Réponse du 11/03/2011
- de FURLAN Paul
1° La mission de conseil et d’avis auprès des autorités locales
L’article L1124-41 du Code de la démocratie locale et de la décentralisation prévoit que « le receveur peut être entendu par le collège communal sur toutes les questions qui ont une incidence financière ou budgétaire ». Cet article érige donc le receveur en conseiller financier qui peut exprimer son opinion sur les finances communales. Il s’agit pour le receveur d’une obligation de moyens : le receveur doit déployer ses meilleurs efforts pour conseiller les autorités communales en matière financière, sans que sa responsabilité puisse être engagée du seul fait qu’il n’a pas atteint un résultat donné.

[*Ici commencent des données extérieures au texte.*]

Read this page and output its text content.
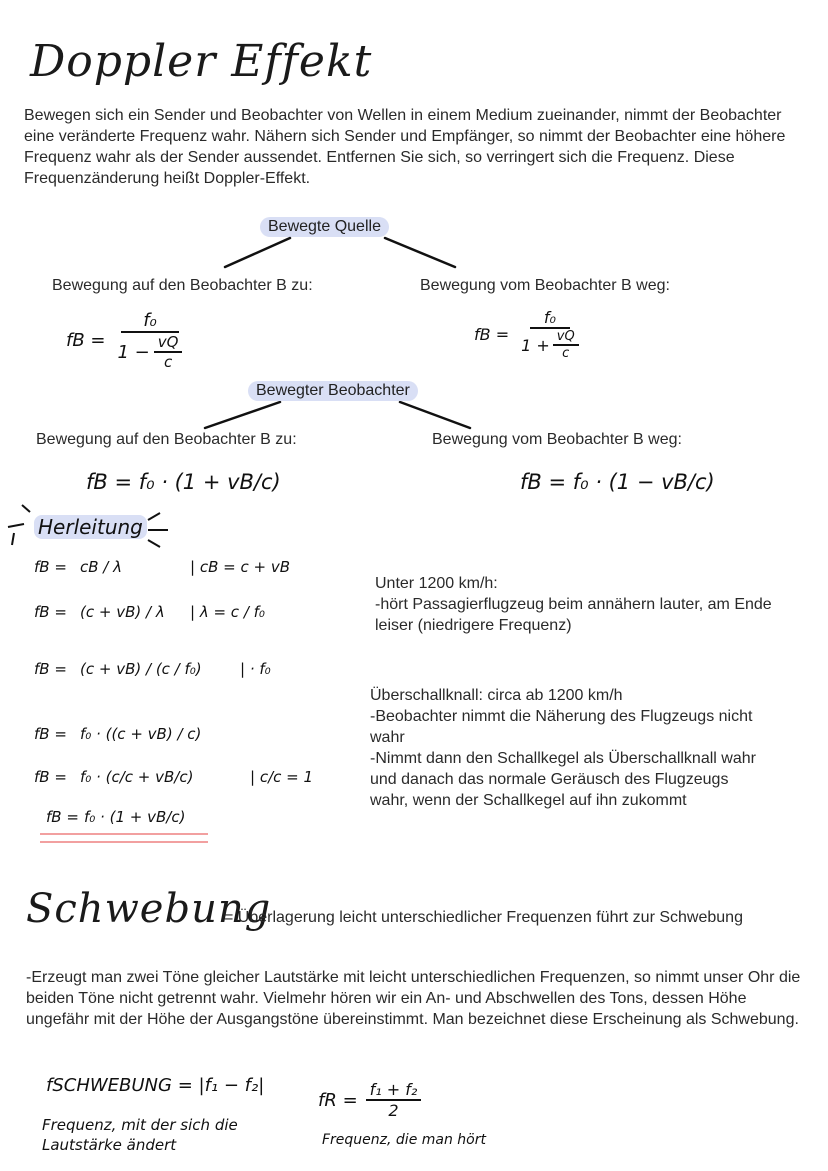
Doppler Effekt
Bewegen sich ein Sender und Beobachter von Wellen in einem Medium zueinander, nimmt der Beobachter eine veränderte Frequenz wahr. Nähern sich Sender und Empfänger, so nimmt der Beobachter eine höhere Frequenz wahr als der Sender aussendet. Entfernen Sie sich, so verringert sich die Frequenz. Diese Frequenzänderung heißt Doppler-Effekt.
Bewegte Quelle
Bewegung auf den Beobachter B zu:	Bewegung vom Beobachter B weg:
fB = $\frac{\text{f₀}}{1 - \frac{vQ}{c}}$	fB = $\frac{\text{f₀}}{1 + \frac{vQ}{c}}$
Bewegter Beobachter
Bewegung auf den Beobachter B zu:	Bewegung vom Beobachter B weg:
fB = f₀ · (1 + vB/c)	fB = f₀ · (1 − vB/c)
Herleitung
fB = cB / λ	| cB = c + vB
fB = (c + vB) / λ	| λ = c / f₀
fB = (c + vB) / (c / f₀)	| · f₀
fB = f₀ · ((c + vB) / c)
fB = f₀ · (c/c + vB/c)	| c/c = 1
fB = f₀ · (1 + vB/c)
Unter 1200 km/h:
-hört Passagierflugzeug beim annähern lauter, am Ende leiser (niedrigere Frequenz)
Überschallknall: circa ab 1200 km/h
-Beobachter nimmt die Näherung des Flugzeugs nicht wahr
-Nimmt dann den Schallkegel als Überschallknall wahr und danach das normale Geräusch des Flugzeugs wahr, wenn der Schallkegel auf ihn zukommt
Schwebung
= Überlagerung leicht unterschiedlicher Frequenzen führt zur Schwebung
-Erzeugt man zwei Töne gleicher Lautstärke mit leicht unterschiedlichen Frequenzen, so nimmt unser Ohr die beiden Töne nicht getrennt wahr. Vielmehr hören wir ein An- und Abschwellen des Tons, dessen Höhe ungefähr mit der Höhe der Ausgangstöne übereinstimmt. Man bezeichnet diese Erscheinung als Schwebung.
fSCHWEBUNG = |f₁ − f₂|
Frequenz, mit der sich die Lautstärke ändert
fR = $\frac{\text{f₁ + f₂}}{2}$
Frequenz, die man hört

Le receveur peut en outre, de sa propre initiative, donner son avis au collège. Bien qu’aucune disposition ne prévoit la nature de l’avis ou du conseil qu’il peut donner au collège, celui-ci peut porter tant sur la légalité (interne et externe) du mandat de paiement ou sur la recette, que sur l’opportunité de ceux-ci. En effet, le receveur peut voir sa responsabilité engagée lorsqu’il ressort du contrôle de l’autorité de tutelle que le mandat, bien que régulièrement émis, est contraire à l’intérêt général. Dans ce cas, l’autorité de tutelle annule la dépense et le receveur est reconnu responsable de cette annulation et des conséquences qui en découlent (article L1124-40 du Code de la démocratie locale et de la décentralisation). Il est donc normal qu’il puisse intervenir au sujet de l’opportunité de la dépense.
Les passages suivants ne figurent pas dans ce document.